NAPOLI- Negar Mortazavi è una giovane giornalista iraniano-americana che non può più tornare nel suo Paese, a causa del pressante giro di vite che si è abbattuto sui media in Iran dal 2009, dopo le manifestazioni di protesta scatenatesi all’indomani della rielezione del presidente Ahmadinejad. La sua è una delle storie raccontate nella terza edizione di Imbavagliati, il Festival Internazionale di Giornalismo Civile che si è tenuto dal 20 al 24 settembre al Palazzo delle Arti di Napoli, dove è custodita la Mehari di Giancarlo Siani. «È la macchina in cui fu trovato ucciso il giornalista napoletano – ha detto Désirée Klain, ideatrice e direttrice artistica del Festival –. Con il suo omicidio tentarono di mettergli il bavaglio: in realtà Giancarlo non è mai morto, perché è diventato il simbolo di ciò che per noi italiani vuol dire raccontare la verità, portare avanti la libertà di stampa». Prodotto dall’associazione “Periferie del mondo – Periferia immaginaria” e promosso dall’Assessorato alla Cultura e al Turismo del Comune di Napoli, in collaborazione con la Fondazione Polis della Regione Campania, nel 2017 Imbavagliati ha acceso i riflettori sui muri e fili spinati del nostro tempo, «dai muri veri di Trump a quelli ideologici, ai fili spinati che si conficcano nell’anima dei parenti delle vittime che non hanno avuto giustizia, come i genitori di Giulio Regeni, a cui abbiamo dedicato la scorsa edizione».

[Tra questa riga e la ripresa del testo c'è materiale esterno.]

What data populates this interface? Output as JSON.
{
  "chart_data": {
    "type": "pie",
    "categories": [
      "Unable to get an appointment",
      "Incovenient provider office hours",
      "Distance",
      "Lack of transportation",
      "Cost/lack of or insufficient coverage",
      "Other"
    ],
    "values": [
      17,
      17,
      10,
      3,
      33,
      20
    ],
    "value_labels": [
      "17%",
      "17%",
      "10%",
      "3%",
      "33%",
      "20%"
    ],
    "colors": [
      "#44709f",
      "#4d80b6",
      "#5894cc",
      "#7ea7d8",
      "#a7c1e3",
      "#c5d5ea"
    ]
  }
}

Verità pagata a caro prezzo – Gli incontri hanno dato voce a Fehim Taştekin, cronista turco rimasto senza lavoro per le pressioni esercitate dal governo di Erdogan nei confronti delle testate con cui collaborava; a Salah Zater, giornalista libico che da tre anni vive in Germania, costretto all’esilio per sfuggire alle aggressioni subite in Libia, dove si occupava di violazione dei diritti umani, di tortura, di carceri segrete, di sparizioni forzate; a Tulio Hernandez, che ha dovuto lasciare il Venezuela in seguito alle minacce di arresto da parte di Maduro per i suoi tweet che, secondo il presidente, incitavano all’odio e al colpo di Stato. Gemellato con il Premio Siani dal 2016, quest’anno il Festival è stato dedicato a Ilaria Alpi, l’inviata del TG3 uccisa in Somalia nel 1994: «Del suo omicidio ancora non si conoscono i colpevoli, l’inchiesta è stata chiusa e noi qui dal Festival vogliamo che venga riaperta», ha aggiunto l’ideatrice. L’appello è stato lanciato il 23 settembre, durante il convegno sull’importanza della ‘scorta mediatica’, alla presenza dei giornalisti sotto scorta Sandro Ruotolo, Nello Trocchia e Paolo Borrometi.
Scatti di denuncia – A fare da cornice alla terza edizione la mostra “Giovanni Izzo per Imbavagliati”, curata da Stefano Renna con la collaborazione di Luca Palermo, una denuncia su Castel Volturno, teatro di reati quali prostituzione, abusi edilizi, immigrazione clandestina, immortalati da Izzo – anche lui un ‘imbavagliato’ per aver sottratto quattro ragazze alla strada – nei suoi scatti in bianco e nero. E, ancora, l’esposizione di arti visive di Giuseppe Klain – a cura del PM Pino Narducci e di Désirée Klain – “Memoria Olvidada”, un’inchiesta sui desaparecidos italiani nell’Argentina degli anni Settanta, tra cui figurava la napoletana Maria Rosaria Grillo.